Llegó el décimo mes de mi decimotercer año. Al otro lado de la celosía, el blanco del abrasador cielo estival fue dejando paso al azul intenso del otoño. Sólo faltaba un mes para la boda de Hermana Mayor. La familia del novio hizo entrega de la última ronda de regalos. Las hermanas de juramento de Hermana Mayor vendieron uno de sus veinticinco jin de arroz y compraron presentes con el dinero obtenido. Las niñas acudieron a nuestra casa para el rito de Sentarse y Cantar en la Habitación de Arriba. Otras mujeres del pueblo vinieron para charlar, ofrecer consejos y lamentarse. Durante veintiocho días cantamos canciones y contamos historias. Las hermanas de juramento ayudaron a Hermana Mayor a coser su última colcha y a envolver los zapatos que había confeccionado para los miembros de su nueva familia. Todas trabajábamos juntas en los libros del tercer día que regalaríamos a Hermana Mayor; servirían para presentarla ante las mujeres de su nueva familia, de modo que nos esforzábamos por dar con las palabras adecuadas para describirla, resaltando al máximo sus virtudes.

Tres días antes de que Hermana Mayor se marchara a su nuevo hogar, celebramos el Día de los Lamentos. Mi madre se sentó en el cuarto peldaño de la escalera que conducía a la habitación de las mujeres, con los pies apoyados en el tercero, y entonó un lamento.

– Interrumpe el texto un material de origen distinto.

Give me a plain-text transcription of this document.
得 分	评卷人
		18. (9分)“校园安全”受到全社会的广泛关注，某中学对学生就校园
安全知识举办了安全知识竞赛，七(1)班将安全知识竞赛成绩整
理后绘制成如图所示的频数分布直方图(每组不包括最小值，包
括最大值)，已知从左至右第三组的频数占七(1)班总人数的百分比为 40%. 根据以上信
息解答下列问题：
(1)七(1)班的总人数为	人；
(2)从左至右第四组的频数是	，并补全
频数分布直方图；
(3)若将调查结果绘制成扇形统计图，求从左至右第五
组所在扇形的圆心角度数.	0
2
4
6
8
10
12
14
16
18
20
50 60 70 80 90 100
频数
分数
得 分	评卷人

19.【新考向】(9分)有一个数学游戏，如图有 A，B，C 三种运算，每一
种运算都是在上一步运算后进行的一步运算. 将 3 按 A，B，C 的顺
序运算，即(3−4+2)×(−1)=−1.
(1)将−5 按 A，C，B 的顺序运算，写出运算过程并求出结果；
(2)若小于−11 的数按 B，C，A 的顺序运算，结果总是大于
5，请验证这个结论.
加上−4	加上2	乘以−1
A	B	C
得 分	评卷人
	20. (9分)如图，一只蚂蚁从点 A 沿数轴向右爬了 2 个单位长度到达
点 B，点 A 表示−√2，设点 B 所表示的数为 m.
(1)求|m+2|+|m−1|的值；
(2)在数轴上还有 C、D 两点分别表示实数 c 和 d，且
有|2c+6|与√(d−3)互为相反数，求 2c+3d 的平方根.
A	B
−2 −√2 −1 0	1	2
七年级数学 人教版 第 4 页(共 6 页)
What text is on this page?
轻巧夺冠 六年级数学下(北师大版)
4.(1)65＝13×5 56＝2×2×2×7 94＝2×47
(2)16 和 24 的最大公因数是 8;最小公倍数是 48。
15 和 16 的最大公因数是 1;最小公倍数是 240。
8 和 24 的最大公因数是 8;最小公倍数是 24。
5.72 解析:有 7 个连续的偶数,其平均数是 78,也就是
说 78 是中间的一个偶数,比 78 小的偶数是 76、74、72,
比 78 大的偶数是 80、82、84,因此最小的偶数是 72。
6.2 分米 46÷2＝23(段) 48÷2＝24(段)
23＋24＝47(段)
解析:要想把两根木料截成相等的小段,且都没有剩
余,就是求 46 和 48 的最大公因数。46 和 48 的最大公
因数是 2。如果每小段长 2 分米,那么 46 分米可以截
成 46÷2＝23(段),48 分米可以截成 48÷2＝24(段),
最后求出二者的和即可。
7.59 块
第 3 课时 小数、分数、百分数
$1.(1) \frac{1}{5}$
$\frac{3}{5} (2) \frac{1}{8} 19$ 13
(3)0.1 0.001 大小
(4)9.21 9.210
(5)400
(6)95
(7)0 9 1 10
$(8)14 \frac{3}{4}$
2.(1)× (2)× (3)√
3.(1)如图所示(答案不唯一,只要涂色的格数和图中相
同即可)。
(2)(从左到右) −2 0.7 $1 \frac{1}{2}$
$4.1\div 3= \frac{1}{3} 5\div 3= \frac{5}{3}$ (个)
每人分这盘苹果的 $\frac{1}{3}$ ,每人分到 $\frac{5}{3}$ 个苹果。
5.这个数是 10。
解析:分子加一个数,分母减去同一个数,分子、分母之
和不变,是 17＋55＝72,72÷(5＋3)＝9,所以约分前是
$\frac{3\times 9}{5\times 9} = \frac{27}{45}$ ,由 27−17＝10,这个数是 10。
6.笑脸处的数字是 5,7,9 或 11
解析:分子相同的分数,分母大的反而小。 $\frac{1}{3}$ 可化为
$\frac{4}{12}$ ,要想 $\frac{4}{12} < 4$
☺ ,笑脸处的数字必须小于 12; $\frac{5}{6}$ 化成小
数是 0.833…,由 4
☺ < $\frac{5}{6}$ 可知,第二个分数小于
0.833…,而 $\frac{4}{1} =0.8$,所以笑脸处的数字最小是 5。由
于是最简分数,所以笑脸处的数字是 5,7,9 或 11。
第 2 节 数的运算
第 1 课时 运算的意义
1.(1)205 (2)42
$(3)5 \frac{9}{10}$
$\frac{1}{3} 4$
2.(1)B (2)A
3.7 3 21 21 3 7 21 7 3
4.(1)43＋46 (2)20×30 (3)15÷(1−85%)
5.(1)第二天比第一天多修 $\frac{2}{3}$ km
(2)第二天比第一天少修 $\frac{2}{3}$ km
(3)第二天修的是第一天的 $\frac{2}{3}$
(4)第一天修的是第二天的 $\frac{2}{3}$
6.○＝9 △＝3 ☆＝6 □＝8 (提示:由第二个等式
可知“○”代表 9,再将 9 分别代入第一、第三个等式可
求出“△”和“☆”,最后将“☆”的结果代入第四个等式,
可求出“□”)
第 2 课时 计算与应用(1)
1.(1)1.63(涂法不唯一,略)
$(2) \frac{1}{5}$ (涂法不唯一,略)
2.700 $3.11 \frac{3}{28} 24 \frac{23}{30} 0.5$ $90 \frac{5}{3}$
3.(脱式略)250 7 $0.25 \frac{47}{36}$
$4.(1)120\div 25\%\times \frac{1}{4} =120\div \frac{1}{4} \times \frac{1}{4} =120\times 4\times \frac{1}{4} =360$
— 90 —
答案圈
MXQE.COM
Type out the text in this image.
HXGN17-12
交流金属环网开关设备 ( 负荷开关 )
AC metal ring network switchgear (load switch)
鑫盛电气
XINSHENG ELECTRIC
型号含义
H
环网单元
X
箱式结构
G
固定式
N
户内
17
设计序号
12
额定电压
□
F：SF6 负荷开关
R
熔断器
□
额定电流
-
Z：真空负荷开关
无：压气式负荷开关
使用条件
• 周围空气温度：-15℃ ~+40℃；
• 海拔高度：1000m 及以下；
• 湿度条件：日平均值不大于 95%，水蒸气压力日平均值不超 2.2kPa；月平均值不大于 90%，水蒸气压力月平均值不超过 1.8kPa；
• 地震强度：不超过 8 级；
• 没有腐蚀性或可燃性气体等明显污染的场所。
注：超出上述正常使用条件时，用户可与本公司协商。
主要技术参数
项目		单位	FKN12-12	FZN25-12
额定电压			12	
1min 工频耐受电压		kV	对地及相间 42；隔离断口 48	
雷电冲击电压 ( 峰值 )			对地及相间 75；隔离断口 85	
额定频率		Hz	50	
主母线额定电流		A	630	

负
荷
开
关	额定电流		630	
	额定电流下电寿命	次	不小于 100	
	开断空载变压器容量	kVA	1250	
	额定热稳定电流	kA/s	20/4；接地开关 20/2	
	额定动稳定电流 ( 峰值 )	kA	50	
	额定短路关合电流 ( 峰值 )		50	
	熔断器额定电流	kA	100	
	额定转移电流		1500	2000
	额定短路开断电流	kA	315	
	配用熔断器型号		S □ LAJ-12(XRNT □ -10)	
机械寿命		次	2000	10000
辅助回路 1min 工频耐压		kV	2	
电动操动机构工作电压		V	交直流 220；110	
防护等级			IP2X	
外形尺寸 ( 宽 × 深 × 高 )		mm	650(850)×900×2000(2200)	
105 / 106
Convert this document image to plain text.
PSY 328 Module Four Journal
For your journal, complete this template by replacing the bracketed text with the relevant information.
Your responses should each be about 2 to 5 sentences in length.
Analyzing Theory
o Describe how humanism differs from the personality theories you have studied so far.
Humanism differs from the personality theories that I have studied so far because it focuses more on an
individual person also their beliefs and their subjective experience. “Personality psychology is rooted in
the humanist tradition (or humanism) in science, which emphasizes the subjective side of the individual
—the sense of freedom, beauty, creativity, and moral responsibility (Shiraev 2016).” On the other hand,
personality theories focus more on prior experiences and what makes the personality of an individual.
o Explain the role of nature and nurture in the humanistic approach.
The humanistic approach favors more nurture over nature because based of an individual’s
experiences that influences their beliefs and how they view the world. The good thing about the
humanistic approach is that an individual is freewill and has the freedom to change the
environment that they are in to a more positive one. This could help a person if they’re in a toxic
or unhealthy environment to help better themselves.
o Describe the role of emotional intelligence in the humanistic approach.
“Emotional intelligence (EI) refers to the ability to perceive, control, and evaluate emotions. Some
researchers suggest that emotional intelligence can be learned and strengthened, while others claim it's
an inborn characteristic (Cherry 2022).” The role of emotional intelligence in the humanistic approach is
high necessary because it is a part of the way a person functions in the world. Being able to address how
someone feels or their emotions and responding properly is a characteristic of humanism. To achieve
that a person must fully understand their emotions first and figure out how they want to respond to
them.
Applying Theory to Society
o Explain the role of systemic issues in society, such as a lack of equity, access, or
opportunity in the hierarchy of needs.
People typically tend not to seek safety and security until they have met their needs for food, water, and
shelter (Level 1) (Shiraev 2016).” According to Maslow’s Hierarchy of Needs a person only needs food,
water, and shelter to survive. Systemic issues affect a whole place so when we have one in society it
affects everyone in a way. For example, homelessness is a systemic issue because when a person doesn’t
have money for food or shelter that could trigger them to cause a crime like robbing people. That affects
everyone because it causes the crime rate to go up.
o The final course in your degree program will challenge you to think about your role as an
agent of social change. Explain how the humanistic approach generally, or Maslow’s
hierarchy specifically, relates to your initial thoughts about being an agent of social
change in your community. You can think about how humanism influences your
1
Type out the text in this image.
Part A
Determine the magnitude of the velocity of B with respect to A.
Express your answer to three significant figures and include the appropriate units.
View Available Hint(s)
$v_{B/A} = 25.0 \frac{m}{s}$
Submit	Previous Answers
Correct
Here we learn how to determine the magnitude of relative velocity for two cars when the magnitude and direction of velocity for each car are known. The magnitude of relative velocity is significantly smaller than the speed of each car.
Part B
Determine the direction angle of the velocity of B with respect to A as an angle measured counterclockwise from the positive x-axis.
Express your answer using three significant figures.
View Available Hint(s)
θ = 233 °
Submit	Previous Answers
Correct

– Hija Mayor, eras una perla en mi mano -cantó-. Mis ojos se llenan de lágrimas. Dos riachuelos resbalan por mis mejillas. Pronto quedará un espacio vacío.

Hermana Mayor, sus hermanas de juramento y las otras mujeres del pueblo rompieron a llorar al oír el triste lamento de mi madre. Ku, ku, ku, gemían.

A continuación cantó mi tía, siguiendo el ritmo que había marcado mi madre. Como siempre, intentaba ser optimista en medio de la desgracia.

– Soy fea y no muy inteligente, pero siempre he procurado tener buen humor. He amado a mi esposo y él me ha amado a mí. Somos un par de patos mandarines feos y no muy inteligentes. Lo hemos pasado muy bien en la cama. Espero que tú también lo pases bien.

Cuando me llegó el turno, murmuré:

– Hermana Mayor, mi corazón llora al perderte. Si hubiéramos sido hijos varones, no tendríamos que separarnos. Seguiríamos siempre juntos, como nuestro padre y nuestro tío, o como Hermano Mayor y Hermano Segundo. Nuestra familia está triste. La habitación del piso de arriba estará vacía sin ti.